Now comes Swanson’s next act, another restart in a promising career that has featured several setbacks. She was traded to new NWSL clubs twice in 2020 and dropped from the U.S. team ahead of the Olympics in 2021. Swanson has long shouldered the burden of expectation, from her debut as a 17-year-old in 2016 to the expectation that she would play a leading role for the USWNT at the 2019 World Cup, which didn’t quite pan out. Her confidence waned and her form dipped during those difficult years.
This comeback, from a gruesome injury that saw her kneecap fall out of place, will require her to regain that individual dominance she has long possessed. The evolution of her game, however, is such that she now brings players around her into a match.
“Not everybody can play the piano but there [are] people who want to carry the piano, so maybe she’s playing it and we’re carrying it and moving [it] around,” Donaldson said recently. “And hopefully we can get more piano players within the group.”
In Swanson, Donaldson has his Beethoven, the type of generational talent who defines a craft, and the coach’s early-season task is to figure out how to get the most out of Swanson and those around her to help the Red Stars succeed. It has worked thus far: Chicago is unbeaten through three games and became the first team in NWSL history to win its first two games of the season after finishing last the year prior.
Swanson is playing slightly deeper than she has in previous seasons. She’s occupying the space underneath striker Aly Schlegel so the team can build through her rather than as a pure forward or winger left on an island as a release from pressure. Swanson’s goal on Friday illustrated this subtle tweak as she made an overlapping run from a deep area to receive the ball for the finish:
The Olympics begin in less than four months, and expectations will be high again for a healthy Swanson.
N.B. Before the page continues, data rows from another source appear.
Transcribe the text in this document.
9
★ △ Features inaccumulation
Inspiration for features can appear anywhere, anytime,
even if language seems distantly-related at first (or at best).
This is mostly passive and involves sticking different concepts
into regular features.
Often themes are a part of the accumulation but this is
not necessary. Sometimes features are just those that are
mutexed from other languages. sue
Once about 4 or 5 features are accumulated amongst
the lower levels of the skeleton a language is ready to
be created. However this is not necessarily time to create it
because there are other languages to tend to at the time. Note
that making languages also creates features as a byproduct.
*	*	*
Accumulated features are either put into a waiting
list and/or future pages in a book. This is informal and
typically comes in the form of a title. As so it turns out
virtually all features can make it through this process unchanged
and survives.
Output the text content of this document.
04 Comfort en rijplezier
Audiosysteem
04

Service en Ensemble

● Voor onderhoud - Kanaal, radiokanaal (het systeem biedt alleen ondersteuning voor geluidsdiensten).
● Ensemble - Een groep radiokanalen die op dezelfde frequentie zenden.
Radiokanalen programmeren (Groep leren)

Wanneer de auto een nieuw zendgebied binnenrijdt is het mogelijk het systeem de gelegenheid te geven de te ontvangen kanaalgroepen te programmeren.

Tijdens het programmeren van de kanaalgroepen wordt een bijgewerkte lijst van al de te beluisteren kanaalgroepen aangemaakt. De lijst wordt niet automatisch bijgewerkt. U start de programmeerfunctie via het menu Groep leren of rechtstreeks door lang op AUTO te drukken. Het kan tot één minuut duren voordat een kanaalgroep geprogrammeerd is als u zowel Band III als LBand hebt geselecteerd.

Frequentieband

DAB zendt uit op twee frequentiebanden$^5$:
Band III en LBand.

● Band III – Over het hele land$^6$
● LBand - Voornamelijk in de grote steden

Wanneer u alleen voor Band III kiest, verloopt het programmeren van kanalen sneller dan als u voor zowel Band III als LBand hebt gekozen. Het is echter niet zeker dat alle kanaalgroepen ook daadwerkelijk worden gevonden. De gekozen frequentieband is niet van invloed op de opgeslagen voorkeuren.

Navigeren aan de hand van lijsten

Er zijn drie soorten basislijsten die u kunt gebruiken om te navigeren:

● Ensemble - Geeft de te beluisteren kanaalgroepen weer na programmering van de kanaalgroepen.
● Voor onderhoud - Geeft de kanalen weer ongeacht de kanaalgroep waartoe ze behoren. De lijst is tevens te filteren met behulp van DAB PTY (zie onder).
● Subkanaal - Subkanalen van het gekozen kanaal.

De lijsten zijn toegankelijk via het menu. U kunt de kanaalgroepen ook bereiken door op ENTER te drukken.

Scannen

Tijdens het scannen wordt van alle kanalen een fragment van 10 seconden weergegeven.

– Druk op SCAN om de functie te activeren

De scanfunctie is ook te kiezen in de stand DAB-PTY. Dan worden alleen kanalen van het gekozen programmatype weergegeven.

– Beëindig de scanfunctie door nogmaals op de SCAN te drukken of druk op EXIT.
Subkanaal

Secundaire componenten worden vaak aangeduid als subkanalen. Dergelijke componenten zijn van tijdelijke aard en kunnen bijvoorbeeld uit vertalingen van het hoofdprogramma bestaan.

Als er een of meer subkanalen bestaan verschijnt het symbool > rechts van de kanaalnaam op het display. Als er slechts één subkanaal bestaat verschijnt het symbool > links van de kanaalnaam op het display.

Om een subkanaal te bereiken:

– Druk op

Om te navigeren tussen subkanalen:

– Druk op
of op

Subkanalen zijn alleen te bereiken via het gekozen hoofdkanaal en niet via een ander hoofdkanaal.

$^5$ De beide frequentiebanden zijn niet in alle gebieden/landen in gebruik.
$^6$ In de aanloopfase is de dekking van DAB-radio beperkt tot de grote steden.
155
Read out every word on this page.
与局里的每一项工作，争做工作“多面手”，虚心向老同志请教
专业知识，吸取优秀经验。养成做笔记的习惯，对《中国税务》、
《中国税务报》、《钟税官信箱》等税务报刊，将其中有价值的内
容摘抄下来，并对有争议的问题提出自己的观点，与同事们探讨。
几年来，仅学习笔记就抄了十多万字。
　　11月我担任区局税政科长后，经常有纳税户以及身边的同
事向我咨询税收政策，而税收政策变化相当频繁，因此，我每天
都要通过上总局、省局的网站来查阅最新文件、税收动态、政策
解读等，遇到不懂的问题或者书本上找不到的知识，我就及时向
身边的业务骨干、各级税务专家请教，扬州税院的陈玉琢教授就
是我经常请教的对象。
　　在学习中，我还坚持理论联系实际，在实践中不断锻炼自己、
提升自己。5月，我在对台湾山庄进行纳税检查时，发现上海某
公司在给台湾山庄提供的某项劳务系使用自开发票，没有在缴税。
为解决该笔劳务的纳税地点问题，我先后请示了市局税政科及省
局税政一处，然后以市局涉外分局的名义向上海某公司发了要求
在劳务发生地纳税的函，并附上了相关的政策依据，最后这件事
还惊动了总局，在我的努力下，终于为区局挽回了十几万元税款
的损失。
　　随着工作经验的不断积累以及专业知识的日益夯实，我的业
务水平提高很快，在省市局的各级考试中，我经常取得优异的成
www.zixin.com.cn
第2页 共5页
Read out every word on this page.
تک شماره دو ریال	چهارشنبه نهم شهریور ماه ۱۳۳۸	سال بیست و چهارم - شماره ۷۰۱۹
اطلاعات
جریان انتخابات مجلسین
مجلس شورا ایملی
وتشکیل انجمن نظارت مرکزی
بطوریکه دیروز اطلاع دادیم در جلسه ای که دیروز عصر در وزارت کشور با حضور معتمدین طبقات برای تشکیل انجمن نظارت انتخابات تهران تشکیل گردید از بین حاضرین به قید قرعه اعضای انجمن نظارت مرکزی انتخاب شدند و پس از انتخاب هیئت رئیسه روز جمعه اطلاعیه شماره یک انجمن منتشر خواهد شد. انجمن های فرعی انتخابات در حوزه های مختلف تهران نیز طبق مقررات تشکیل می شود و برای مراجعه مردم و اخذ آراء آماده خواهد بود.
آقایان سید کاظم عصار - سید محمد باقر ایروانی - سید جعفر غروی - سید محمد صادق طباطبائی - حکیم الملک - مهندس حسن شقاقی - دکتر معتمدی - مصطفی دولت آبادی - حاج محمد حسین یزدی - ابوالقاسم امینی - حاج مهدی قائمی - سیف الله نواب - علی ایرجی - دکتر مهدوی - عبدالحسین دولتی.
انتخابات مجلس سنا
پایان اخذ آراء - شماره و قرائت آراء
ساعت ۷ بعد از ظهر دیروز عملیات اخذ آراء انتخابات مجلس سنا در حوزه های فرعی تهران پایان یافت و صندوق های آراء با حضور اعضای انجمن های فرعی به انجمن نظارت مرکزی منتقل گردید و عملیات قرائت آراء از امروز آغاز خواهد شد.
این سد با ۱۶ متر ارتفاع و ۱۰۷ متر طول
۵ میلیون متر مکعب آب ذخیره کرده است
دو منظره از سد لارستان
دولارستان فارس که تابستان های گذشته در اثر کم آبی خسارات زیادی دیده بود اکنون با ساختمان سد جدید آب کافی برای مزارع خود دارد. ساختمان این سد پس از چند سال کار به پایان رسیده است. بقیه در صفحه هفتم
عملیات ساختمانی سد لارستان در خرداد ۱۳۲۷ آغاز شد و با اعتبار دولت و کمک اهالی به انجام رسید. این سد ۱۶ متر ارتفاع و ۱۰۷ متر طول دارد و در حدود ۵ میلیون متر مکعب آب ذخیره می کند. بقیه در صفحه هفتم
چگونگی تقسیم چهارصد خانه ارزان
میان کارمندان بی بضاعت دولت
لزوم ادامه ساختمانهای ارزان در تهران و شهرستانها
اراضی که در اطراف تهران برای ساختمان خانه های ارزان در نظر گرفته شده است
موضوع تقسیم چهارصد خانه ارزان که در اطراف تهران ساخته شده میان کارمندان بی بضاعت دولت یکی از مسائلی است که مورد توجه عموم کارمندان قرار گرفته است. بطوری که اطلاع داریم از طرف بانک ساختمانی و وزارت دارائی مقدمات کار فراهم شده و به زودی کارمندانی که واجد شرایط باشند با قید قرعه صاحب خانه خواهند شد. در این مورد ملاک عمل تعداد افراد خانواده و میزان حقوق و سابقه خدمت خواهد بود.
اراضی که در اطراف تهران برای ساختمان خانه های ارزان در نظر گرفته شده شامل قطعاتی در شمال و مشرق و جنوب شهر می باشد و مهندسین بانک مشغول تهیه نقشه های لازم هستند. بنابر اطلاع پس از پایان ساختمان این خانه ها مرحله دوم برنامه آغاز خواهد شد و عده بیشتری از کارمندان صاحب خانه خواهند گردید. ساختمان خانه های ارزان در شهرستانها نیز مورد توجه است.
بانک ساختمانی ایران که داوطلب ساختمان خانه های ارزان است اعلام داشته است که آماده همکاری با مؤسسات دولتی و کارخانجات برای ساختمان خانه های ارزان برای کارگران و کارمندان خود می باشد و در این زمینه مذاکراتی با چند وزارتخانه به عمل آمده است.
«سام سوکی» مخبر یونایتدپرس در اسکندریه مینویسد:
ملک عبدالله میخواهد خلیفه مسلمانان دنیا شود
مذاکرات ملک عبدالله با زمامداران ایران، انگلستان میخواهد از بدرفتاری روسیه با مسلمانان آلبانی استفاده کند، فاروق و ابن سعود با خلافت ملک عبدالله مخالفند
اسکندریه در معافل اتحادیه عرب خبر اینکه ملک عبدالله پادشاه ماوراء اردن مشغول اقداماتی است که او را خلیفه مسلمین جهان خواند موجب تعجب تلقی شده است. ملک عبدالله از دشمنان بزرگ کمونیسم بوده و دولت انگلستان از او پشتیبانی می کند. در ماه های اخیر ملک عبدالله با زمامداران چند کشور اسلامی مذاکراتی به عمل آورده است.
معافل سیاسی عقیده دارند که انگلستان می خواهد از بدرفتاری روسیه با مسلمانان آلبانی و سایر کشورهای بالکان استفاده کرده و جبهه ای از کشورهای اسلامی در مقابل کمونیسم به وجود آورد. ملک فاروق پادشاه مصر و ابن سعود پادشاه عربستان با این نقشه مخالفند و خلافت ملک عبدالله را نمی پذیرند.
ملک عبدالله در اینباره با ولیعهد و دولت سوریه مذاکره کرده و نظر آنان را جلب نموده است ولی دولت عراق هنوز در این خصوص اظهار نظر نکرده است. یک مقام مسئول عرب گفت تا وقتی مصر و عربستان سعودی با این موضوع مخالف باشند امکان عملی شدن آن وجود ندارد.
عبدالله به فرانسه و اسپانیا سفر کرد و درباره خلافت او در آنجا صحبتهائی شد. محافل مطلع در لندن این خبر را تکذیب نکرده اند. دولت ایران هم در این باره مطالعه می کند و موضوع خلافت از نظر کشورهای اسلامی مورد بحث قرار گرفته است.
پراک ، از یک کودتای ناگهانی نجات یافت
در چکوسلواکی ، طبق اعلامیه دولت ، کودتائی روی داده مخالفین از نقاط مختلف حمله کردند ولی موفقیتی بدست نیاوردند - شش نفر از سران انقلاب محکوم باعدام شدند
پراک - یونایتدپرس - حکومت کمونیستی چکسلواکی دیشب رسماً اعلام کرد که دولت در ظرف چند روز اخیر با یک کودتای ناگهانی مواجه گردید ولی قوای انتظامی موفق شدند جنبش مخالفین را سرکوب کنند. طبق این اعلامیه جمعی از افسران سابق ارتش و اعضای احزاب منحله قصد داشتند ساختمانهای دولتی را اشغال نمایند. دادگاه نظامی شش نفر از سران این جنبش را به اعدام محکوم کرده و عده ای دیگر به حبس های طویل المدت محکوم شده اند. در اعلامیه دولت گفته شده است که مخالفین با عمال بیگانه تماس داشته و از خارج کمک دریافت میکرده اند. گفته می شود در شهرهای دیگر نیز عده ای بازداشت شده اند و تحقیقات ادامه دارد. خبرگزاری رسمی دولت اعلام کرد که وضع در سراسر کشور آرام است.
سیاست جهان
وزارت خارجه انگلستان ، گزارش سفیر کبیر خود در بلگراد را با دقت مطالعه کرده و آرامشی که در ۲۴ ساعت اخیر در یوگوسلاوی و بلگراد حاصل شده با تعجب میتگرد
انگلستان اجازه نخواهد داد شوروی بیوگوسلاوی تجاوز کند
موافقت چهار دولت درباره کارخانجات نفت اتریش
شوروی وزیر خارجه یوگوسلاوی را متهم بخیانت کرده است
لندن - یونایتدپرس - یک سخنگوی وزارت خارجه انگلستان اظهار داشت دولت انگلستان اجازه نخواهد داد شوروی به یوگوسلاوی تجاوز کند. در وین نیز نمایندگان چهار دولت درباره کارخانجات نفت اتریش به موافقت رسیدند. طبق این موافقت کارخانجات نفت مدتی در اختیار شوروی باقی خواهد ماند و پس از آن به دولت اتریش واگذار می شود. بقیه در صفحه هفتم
She is most likely to play as a winger for the Americans, but U.S. interim head coach Twila Kilgore recently praised Swanson’s versatility, pointing to the player’s ability to line up as a traditional or inverted winger, as a second striker, or between the lines in midfield spaces.
“I would say that everything that we’ve layered in so far, which is just the beginning, is a nod to how to get certain players on the ball in areas that they’re most comfortable with — and Mal would definitely be one of them,” Kilgore said.
Wherever Swanson plays, the USWNT is going to need her, especially if she continues on her current path of getting back to her pre-injury form.
The 2023 World Cup was supposed to be Swanson’s true, albeit slightly delayed, breakout at a major global tournament. She has not picked up exactly where she left in early 2023 — nor should that be expected this early in her comeback — but Swanson looks primed for another big year.